Belfast comes up with a run in the fourth, briefly making a game of it, but then Lewiston puts them, and Stanley Sturgis, away for good, scoring two in the fifth and four more in the sixth. The final tally is 9-1. Sturgis strikes out eleven, but he also gives up seven hits, while Carlton Gagnon, Lewiston’s pitcher, strikes out eight and allows only three hits. When Sturgis leaves the field at the end of the game, he looks both depressed and relieved. For him the hype and hoopla are over. He can quit being a newspaper sidebar and go back to being a kid again. His face suggests that he sees certain advantages in that.

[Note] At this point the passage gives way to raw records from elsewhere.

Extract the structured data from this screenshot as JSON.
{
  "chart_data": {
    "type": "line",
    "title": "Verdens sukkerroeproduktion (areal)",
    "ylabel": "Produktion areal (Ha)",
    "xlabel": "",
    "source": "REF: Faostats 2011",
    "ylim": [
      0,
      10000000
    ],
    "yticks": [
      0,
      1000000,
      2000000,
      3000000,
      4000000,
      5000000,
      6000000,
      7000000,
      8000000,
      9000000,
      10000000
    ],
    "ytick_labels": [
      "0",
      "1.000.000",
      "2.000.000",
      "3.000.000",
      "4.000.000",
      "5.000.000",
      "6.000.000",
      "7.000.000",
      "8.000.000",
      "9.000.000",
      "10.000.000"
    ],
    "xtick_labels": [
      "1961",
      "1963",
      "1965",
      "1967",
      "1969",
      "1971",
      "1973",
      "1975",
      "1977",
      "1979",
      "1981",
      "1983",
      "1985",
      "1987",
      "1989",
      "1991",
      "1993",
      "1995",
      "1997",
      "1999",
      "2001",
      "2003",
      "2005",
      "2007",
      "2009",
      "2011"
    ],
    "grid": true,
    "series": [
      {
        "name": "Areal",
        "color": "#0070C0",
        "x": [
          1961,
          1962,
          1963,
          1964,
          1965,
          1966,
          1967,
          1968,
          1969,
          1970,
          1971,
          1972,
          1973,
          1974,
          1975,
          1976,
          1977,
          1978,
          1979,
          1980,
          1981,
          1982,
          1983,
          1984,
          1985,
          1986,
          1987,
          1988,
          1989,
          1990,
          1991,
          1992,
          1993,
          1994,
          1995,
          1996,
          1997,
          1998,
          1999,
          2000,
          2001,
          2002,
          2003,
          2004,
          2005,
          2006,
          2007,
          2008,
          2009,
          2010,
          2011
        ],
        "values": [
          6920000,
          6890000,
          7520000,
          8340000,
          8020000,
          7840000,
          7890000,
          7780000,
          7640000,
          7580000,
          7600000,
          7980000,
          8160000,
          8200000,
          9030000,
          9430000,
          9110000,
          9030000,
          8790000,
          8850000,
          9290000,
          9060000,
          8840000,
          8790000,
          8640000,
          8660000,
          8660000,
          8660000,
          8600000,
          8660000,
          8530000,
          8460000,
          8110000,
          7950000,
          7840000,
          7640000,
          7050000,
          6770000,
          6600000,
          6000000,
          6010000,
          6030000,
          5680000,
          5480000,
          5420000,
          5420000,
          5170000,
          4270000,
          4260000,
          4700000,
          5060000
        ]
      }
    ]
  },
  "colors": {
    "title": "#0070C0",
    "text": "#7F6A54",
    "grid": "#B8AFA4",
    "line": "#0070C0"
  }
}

Later, in a battle of the giants, tourney favorite York knocks off Yarmouth. Then everybody goes home (or, in the case of the visiting players, back to their motels or to the homes of their host families). Tomorrow, Friday, it will be Bangor West’s turn to play while York waits to meet the winner in the closer.
Friday comes in hot, foggy, and cloudy. Rain threatens from first light, and an hour or so before Bangor West and Lewiston are scheduled to square off the rain comes – a deluge of rain. When this sort of weather struck in Machias, the game was quickly cancelled. Not here. This is a different field – one with a grass infield instead of dirt – but that isn’t the only factor. The major one is TV. This year, for the first time, two stations have pooled their resources and will telecast the tournament final statewide on Saturday afternoon. If the semifinal between Bangor and Lewiston is postponed, it means trouble with the schedule, and even in Maine, even in this most amateur of amateur sports, the one thing you don’t jiggle is the media’s schedule. So the Bangor West and Lewiston teams are not dismissed when they come to the field. Instead, they sit in cars or cluster in little groups beneath the candy-striped canvas of the central concession booth. Then they wait for a break in the weather. And wait. And wait. Restlessness sets in, of course. Many of these kids will play in bigger games before their athletic careers end, but this is the biggest to date for all of them; they are pumped to the max. Someone eventually has a brainstorm. After a few quick phone calls, two Old Town school buses, gleaming bright yellow in the drenching rain, pull up to the nearby Elks Club, and the players are whisked off on a tour of the Old Town Canoe Company factory and the local James River paper mill. (The James River Corporation is the prime buyer of ad time on the upcoming championship telecast.) None of the players look particularly happy as they climb aboard the buses; they don’t look much happier when they arrive back. Each player is carrying a small canoe paddle, about the right size for a well-built elf. Freebies from the canoe factory. None of the boys seem to know just what they should do with the paddles, but when I check later they’re all gone, just like the Bangor pennants after that first game against Millinocket. Free souvenirs – good deal.